Create a folder and copy and paste the path below:

In [None]:
# Define the folder path containing the PDFs
folder_path = "/content/drive/MyDrive/books_pdfs" # @param {type: "string"}

In [3]:
import os
from langchain_community.document_loaders import PyPDFLoader
from langchain.text_splitter import RecursiveCharacterTextSplitter

# Function to extract text from individual PDF
def get_pdf_text(filepath):
  loader = PyPDFLoader(filepath)
  pdf_pages = loader.load_and_split()
  text = ""
  for page in pdf_pages:
    text += page.page_content + "\n"
  return text

# Function to process all PDFs in the folder
def process_all_pdfs():
  all_text = ""
  for filename in os.listdir(folder_path):
    if filename.endswith(".pdf"):
      filepath = os.path.join(folder_path, filename)
      text = get_pdf_text(filepath)
      all_text += f"--- Text from {filename} ---\n{text}\n"
  return all_text

def get_text_chunks(text):
    text_splitter = RecursiveCharacterTextSplitter(chunk_size=1000, chunk_overlap=250)
    chunks = text_splitter.split_text(text)
    return chunks


# Call the processing function
all_text = process_all_pdfs()
chunks = get_text_chunks(all_text)


### **Create a FAISS vector store locally**

In [5]:
from langchain_google_genai import GoogleGenerativeAIEmbeddings

from langchain_community.vectorstores import FAISS

def get_vector_store(text_chunks):
    embeddings = GoogleGenerativeAIEmbeddings(model="models/embedding-001", google_api_key=GOOGLE_API_KEY)
    db = FAISS.from_texts(chunks,embeddings)
    db.save_local("faiss_index")

get_vector_store(chunks)

### **Create a conversation chain with gemini**

In [25]:
from langchain_google_genai import ChatGoogleGenerativeAI
from langchain.chains.question_answering import load_qa_chain
from langchain.prompts import PromptTemplate

def get_conversational_chain():

    prompt_template = """
    Answer the question as detailed as possible from the provided context,
    making sure to provide all the details. If the answer is not available
    in the context, just say "answer is not available in the context,"
    and do not provide the wrong answer.

    Context:

    {context}

    Question:

    {question}

    Answer:
    """

    model = ChatGoogleGenerativeAI(model="gemini-pro",
                             temperature=0.3, google_api_key=GOOGLE_API_KEY)

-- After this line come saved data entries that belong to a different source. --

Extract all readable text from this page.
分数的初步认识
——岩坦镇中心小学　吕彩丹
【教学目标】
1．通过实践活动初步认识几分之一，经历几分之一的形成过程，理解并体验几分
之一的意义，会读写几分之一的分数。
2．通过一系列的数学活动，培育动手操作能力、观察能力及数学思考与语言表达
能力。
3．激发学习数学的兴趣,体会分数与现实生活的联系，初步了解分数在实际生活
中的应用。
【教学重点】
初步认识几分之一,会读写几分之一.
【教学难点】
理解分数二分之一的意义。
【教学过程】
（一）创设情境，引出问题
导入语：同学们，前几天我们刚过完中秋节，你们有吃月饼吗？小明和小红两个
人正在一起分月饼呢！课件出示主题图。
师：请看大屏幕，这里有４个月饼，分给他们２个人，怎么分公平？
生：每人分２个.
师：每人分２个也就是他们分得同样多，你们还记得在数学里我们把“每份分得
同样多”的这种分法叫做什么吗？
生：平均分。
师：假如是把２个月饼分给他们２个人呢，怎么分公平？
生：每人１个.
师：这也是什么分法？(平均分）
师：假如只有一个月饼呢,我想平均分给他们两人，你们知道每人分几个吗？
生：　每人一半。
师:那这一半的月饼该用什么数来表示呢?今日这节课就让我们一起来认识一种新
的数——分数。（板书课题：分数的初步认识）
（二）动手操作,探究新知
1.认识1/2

    prompt = PromptTemplate(template = prompt_template, input_variables = ["context", "question"])
    chain = load_qa_chain(model, chain_type="stuff", prompt=prompt)

    return chain



In [31]:
from langchain_google_genai import ChatGoogleGenerativeAI
from langchain.chains.question_answering import load_qa_chain
from langchain.prompts import PromptTemplate

user_input = "What is PEFT?" # @param {type: "string"}
embeddings = GoogleGenerativeAIEmbeddings(model="models/embedding-001", google_api_key=GOOGLE_API_KEY)
new_db = FAISS.load_local("faiss_index", embeddings)
docs = new_db.similarity_search(user_input)

# Prepare the input dictionary with context and question
input_data = {"input_documents": docs , "question": user_input}

chain = get_conversational_chain()

# Process the input with the chain and retrieve the response
response = chain(input_data, return_only_outputs=True)


print(response['output_text'])




    Parameter-efficient fine-tuning (PEFT) is a set of techniques that allow you to fine-tune your models while utilizing less compute resources. It involves freezing the parameters of the pre-trained model and fine-tuning a smaller set of parameters.